Ceará tem quinto maior tempo médio de espera por benefício

Em janeiro de 2022, um benefício previdenciário no Brasil demorou 94 dias, em média, para ser liberado. No mês anterior (dezembro/2021) estava em 77 dias. Esse chamado Tempo Médio de Concessão (TMCE) é calculado a partir do dia do pedido formal junto ao INSS para se aposentar — internamente chamada como Data de Entrada do Requerimento (DER) ou Data de Regularização da Documentação (DRD) — e o dia que o órgão anuncia o benefício como assegurado — Data de Despacho do Benefício (DDB).

No Ceará, o tempo médio atual é ainda maior.
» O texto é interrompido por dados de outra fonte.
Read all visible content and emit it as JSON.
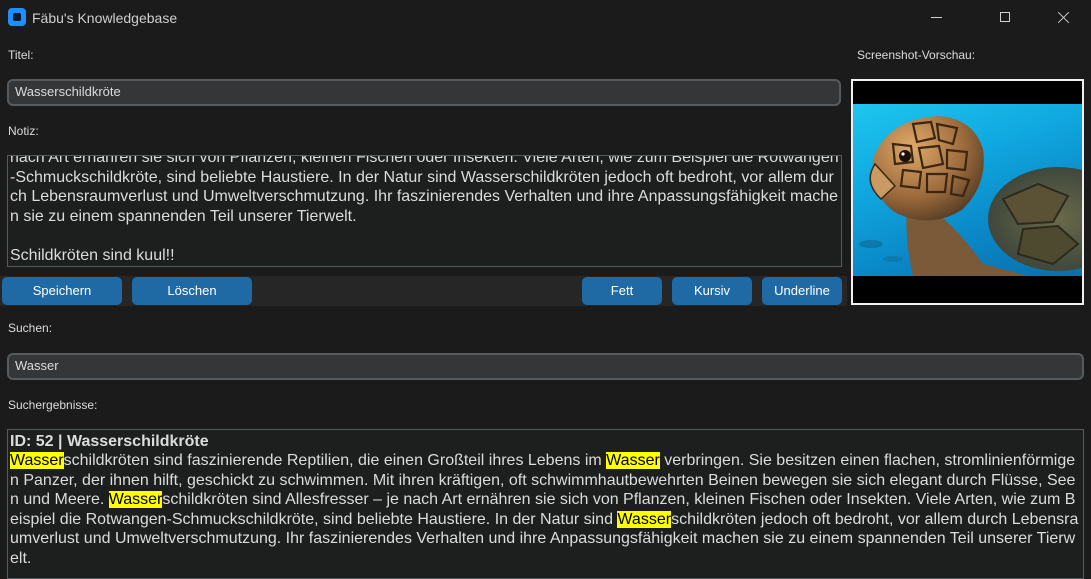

Está em 133 dias. É o quinto maior prazo de espera do benefício. Tocantins (155) e Distrito Federal (56) têm maior e menor tempos médios. Os dados são divulgados mensalmente através do Boletim Estatístico da Previdência Social, elaborado pela Coordenação-Geral de Estatística, Demografia e Atuária, ligada à Secretaria de Políticas de Previdência Social.

O Ceará tem 44,6% dos seus benefícios concedidos no perfil rural, justo aquele nos quais foram os identificados na fraude investigada pela Polícia Federal na operação Frenesi. No último dia de novembro do ano passado, a PF deflagrou, também no Ceará, a 2ª fase da Frenesi. A investigação foi iniciada em 2020 e teria surgido de informações colhidas na Frenesi 1. Seria outro servidor federal apontado, com ilícitos previdenciários e lavagem de dinheiro. Os mandados foram cumpridos em Fortaleza e Jaguaribe.